In his letter to Larson announcing his retirement, Satz said his years at UW-Eau Claire have been rewarding and enjoyable.

"It has especially been a pleasure to assist faculty, academic staff and students with their research, creative activity and professional development needs, and to assist in promoting an understanding and appreciation for cultural diversity," Satz said.

Satz held numerous positions since coming to UW-Eau Claire in 1983, including: provost and vice chancellor (1999-2005); founding dean of the College of Professional Studies (1995-99); founding dean of the School of Human Sciences and Services (1994-1995); and dean of Graduate Studies and Research (1983-1994) while concurrently serving as founding director of the Center of Excellence for Faculty and Undergraduate Student Research Collaboration (1988-1995). Prior to joining UW-Eau Claire, Satz was dean of Graduate Studies and Research at the University of Tennessee at Martin.

Under Satz's leadership, the undergraduate research program grew so successful that the Board of Regents named UW-Eau Claire as the UW System's only Center of Excellence for Faculty and Undergraduate Student Research Collaboration. Satz was named the founding director of the Center when it was created in 1988.

The growth of the Center and the increase in the amount of external research funding that faculty and staff secure each year are among the accomplishments that he takes most pride in, said Satz, who organized UW-Eau Claire's first Student Research Day, an event that has become a showcase for the university's student-faculty collaborative research projects.

"UW-Eau Claire is a national leader in undergraduate research," Larson said, noting that the program has been featured in publications such as U.S. News & World Report magazine. "Over the years, thousands of undergraduate students and faculty members have worked together to conduct research. And we know that those kinds of outside-the-classroom learning experiences give our students a huge advantage when they're applying for jobs or to prestigious graduate schools. Ron's hard work is one of the reasons our research program is thriving today."

An American Indian historian with a specialty in Indian treaties and treaty rights, Satz taught history classes and he continued his scholarly activities. He's served on several editorial boards including the American Indian Quarterly.
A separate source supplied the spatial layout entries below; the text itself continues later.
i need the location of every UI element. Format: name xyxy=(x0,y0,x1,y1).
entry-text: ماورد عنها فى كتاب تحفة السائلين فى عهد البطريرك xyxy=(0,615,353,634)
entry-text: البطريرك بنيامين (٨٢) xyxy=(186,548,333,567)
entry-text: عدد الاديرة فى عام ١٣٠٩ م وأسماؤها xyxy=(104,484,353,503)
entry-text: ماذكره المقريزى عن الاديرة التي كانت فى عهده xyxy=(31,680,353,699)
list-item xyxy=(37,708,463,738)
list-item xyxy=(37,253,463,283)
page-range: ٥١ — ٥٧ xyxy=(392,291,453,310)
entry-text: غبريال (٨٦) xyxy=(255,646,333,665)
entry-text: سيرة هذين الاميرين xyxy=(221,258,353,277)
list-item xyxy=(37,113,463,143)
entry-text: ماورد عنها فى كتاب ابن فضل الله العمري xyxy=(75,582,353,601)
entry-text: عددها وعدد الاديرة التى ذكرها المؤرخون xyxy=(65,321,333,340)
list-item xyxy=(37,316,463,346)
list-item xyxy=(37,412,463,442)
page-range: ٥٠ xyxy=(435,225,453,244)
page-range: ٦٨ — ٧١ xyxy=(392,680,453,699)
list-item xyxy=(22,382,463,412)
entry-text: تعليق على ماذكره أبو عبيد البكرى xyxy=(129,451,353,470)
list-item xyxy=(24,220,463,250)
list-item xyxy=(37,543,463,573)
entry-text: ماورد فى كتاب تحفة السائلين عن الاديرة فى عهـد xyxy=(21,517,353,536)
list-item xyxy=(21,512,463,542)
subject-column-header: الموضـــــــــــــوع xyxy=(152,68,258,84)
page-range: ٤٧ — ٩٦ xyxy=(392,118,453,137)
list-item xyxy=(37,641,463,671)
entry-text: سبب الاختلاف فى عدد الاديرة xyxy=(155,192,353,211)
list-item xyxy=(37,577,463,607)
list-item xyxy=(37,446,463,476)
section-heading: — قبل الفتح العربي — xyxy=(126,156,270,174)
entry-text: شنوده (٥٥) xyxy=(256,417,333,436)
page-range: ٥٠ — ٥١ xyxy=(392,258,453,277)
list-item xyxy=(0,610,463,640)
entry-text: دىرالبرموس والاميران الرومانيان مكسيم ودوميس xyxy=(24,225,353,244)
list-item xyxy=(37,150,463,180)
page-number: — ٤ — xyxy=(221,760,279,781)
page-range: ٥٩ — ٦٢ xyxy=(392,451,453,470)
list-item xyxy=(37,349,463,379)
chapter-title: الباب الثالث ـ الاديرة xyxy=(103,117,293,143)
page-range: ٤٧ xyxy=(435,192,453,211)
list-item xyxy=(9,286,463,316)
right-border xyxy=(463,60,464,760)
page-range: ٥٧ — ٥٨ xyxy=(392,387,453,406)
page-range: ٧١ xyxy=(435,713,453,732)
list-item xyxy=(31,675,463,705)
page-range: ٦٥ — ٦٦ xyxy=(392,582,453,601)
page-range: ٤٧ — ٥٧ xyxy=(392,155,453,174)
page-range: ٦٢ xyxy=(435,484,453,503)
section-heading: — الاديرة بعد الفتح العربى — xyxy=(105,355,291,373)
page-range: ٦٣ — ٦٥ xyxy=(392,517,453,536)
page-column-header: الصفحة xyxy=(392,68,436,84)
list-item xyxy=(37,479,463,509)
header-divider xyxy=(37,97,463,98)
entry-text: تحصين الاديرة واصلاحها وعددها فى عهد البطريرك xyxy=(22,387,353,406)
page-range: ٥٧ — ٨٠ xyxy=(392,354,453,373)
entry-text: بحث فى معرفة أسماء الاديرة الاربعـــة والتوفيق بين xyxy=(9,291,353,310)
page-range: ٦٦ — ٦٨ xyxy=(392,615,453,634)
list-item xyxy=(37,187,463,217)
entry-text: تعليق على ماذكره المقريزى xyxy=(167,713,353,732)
He's been a consultant of Indian history and treaty rights to several American Indian tribes and organizations, including the Native American Rights Fund, the American Indian Language and Culture Education Board of the Governor of the State of Wisconsin, and the Great Lakes Indian Fish and Wildlife Commission.

In 1991, Satz was nominated for the Human Rights Award of the Equal Rights Council of the state of Wisconsin for his work to promote better understanding of American Indian reserved treaty rights. In 1993, he was recognized by the Wisconsin Superintendent of Public Instruction for his commitment to the advancement of American Indian studies in Wisconsin's public schools and for promoting an understanding among K-12 students and staff of the history, culture and tribal sovereignty of Indian tribes and bands in Wisconsin. In 1995, the UW-Eau Claire Foundation Inc. presented him with its Excellence in Service Award. In 1996, the Wisconsin Library Association honored his Classroom Activities on Wisconsin Indian Treaties and Tribal Sovereignty with its Distinguished Document Award.

In 1998, the Wisconsin Ojibwa tribes presented Satz's award-winning book, Chippewa Treaty Rights, into evidence before the U. S. Supreme Court in the Mille Lacs Case. The case resulted in the vindication of Chippewa treaty rights. Following the announcement of this legal victory, Lac Courtes Oreilles Ojibwa tribal elder John Anderson honored Satz by giving him an Ojibwa name, Wasbishka Ogitchida ("The White Warrior [for treaty rights] and Earth Protector"), in a traditional naming ceremony.

Satz earned his undergraduate degree in political and social sciences from Illinois Institute of Technology in 1965, his master's degree in history from Illinois State University in 1967, and his doctoral degree in history from the University of Maryland in 1972. He received post-doctoral research fellowships from the Ford Foundation and the National Endowment for the Humanities.